Eventually Hafeez traveled to Israel in 2007 to see the reality, by his own admission still hoping to have his previous ideas validated. But what he saw in Israel had a life changing affect. He describes this in the Israeli newspaper Y-net:

"I did not encounter an apartheid racist state, but rather, quite the opposite. I was confronted by synagogues, mosques, and churches, by Jews and Arabs living together, by minorities playing huge parts in all areas of Israeli life, from the military to the judiciary. It was shocking and eye-opening. This wasn't the evil Zionist Israel that I had been told about."

"I saw a raucous, modern, liberal democracy, full of flaws, certainly, but fundamentally decent...Too many people on this planet are consumed with the same hatred that consumed me. They have been taught to despise the Jewish State - many Muslims by their religion, many others by their college professors or student groups.

According to Hafeez, it is "far from easy being a Zionist Muslim in England". Hafeez said he has been marginalized by his community and family. Hafeez visited university campuses around the UK presenting his talk, "The Day I Stopped Hating Israel – Confessions of an ex-Radical." In an interview with the Jewish Telegraph, Hafeez said: "It's not about being pro-Israel or pro-truth, I just want the facts to be heard. Israel is a democratic state. Muslims in Israel have more rights than possibly most Muslims in the Arab world and then there is the reality of the actual conflict. In the UK, most of us can't impact what will happen in Israel, we can't stop rockets falling from Gaza or forge a peace process, but we can tackle the delegitimization and demonization of Israel."

He went on to found the Israel Campaign which he closed in 2013 as he felt there were enough resources available and he did not need to duplicate efforts. Hafeez has spoken throughout the world including at the 2013 The Global Forum for Combating Antisemitism.
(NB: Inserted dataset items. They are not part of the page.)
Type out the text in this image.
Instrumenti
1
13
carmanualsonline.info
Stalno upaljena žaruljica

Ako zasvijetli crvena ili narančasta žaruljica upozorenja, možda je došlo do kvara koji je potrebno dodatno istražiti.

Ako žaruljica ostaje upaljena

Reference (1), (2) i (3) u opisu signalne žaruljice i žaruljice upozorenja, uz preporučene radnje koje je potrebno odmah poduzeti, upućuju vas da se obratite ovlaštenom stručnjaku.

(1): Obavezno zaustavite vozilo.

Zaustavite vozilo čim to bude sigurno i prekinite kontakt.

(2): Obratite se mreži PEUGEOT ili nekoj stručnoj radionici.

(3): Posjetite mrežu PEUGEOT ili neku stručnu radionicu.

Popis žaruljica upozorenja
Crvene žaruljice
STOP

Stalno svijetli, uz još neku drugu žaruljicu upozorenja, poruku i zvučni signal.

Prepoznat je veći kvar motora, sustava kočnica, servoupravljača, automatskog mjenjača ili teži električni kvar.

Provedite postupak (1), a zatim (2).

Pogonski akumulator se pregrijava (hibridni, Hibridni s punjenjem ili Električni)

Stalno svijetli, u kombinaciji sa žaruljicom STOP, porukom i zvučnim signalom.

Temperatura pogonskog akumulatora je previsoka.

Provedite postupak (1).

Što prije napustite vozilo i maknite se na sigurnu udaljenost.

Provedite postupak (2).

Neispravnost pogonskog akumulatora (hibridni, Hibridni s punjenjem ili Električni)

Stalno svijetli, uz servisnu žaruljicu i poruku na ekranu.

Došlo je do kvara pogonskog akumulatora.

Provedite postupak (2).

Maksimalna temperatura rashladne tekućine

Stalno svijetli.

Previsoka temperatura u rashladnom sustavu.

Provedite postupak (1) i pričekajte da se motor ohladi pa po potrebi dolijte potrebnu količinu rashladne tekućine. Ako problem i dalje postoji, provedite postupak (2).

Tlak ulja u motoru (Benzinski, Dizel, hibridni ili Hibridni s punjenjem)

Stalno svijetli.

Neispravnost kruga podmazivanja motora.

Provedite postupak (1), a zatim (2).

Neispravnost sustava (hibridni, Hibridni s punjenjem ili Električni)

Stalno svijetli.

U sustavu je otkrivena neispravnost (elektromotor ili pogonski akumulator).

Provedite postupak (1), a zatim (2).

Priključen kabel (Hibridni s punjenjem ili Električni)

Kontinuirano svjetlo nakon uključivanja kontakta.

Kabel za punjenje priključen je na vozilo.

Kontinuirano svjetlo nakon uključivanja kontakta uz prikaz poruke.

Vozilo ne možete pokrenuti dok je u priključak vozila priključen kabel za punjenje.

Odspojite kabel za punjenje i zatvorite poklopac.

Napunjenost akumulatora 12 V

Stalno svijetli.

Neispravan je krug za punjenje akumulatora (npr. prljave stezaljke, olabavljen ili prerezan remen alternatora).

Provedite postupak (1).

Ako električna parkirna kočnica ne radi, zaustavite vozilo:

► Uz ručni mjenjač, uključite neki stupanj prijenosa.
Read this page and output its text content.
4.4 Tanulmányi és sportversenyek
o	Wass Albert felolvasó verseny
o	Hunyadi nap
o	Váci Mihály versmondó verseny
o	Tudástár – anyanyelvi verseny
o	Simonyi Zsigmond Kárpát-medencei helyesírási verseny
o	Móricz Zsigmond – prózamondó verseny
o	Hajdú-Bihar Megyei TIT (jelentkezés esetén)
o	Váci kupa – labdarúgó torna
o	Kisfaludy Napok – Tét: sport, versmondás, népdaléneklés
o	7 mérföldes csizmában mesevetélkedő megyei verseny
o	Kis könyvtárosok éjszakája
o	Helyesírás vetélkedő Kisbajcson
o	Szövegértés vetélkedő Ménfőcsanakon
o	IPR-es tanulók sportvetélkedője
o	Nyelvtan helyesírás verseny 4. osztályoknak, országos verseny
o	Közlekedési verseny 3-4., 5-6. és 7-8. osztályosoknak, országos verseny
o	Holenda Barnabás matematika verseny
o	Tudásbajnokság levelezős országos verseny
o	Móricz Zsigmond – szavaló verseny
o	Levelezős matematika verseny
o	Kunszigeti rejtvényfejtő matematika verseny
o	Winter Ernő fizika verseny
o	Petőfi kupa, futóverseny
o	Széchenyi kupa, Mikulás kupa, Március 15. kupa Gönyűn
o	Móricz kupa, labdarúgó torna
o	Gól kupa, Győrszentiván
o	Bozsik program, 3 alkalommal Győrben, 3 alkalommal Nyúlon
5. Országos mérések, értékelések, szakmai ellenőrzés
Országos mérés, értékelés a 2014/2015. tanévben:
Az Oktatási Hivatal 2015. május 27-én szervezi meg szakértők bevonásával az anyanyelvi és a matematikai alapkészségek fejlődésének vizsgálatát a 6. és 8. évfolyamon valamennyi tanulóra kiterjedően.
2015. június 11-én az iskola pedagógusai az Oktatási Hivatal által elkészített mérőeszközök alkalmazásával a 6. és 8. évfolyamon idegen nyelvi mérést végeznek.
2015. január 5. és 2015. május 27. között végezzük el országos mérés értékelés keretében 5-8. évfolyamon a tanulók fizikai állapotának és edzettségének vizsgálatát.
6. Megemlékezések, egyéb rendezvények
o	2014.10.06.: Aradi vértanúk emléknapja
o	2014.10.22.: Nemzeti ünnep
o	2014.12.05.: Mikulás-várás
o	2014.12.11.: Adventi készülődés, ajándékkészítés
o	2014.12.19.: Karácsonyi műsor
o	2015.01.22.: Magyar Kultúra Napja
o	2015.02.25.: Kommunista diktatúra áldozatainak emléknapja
He has appeared on radio and television and print media.

Hafeez is an outspoken advocate of Israel's right to exist and, since 2021, has maintained a weekly podcast during which he discusses issues related to Israel and the middle east. He has been especially vocal regarding the "heinous October 7 massacre" and the "horrific extent of Hamas’s vicious sexual violence against Israeli women". Likewise, he is critical of "young Americans cheering on violence against Jews".

==Christians United For Israel==
At some point in 2014 Hafeez joined the staff of Christians United for Israel and is still employed there now. With CUFI he has continued to speak on campuses and be published in print media.

In March 2019 Hafeez addressed the United Nations Human Rights Council, calling out the bias against Israel while referencing his own experiences of being told lies about the Jewish state.

Working for a Christian organization has raised questions about Hafeez's faith, while some written pieces as recent as March 2019 state that Hafeez is a Muslim. in his own social media he says that he is not a Muslim and does not want to be referred to as a Muslim Zionist. Hafeez now considers himself a Christian.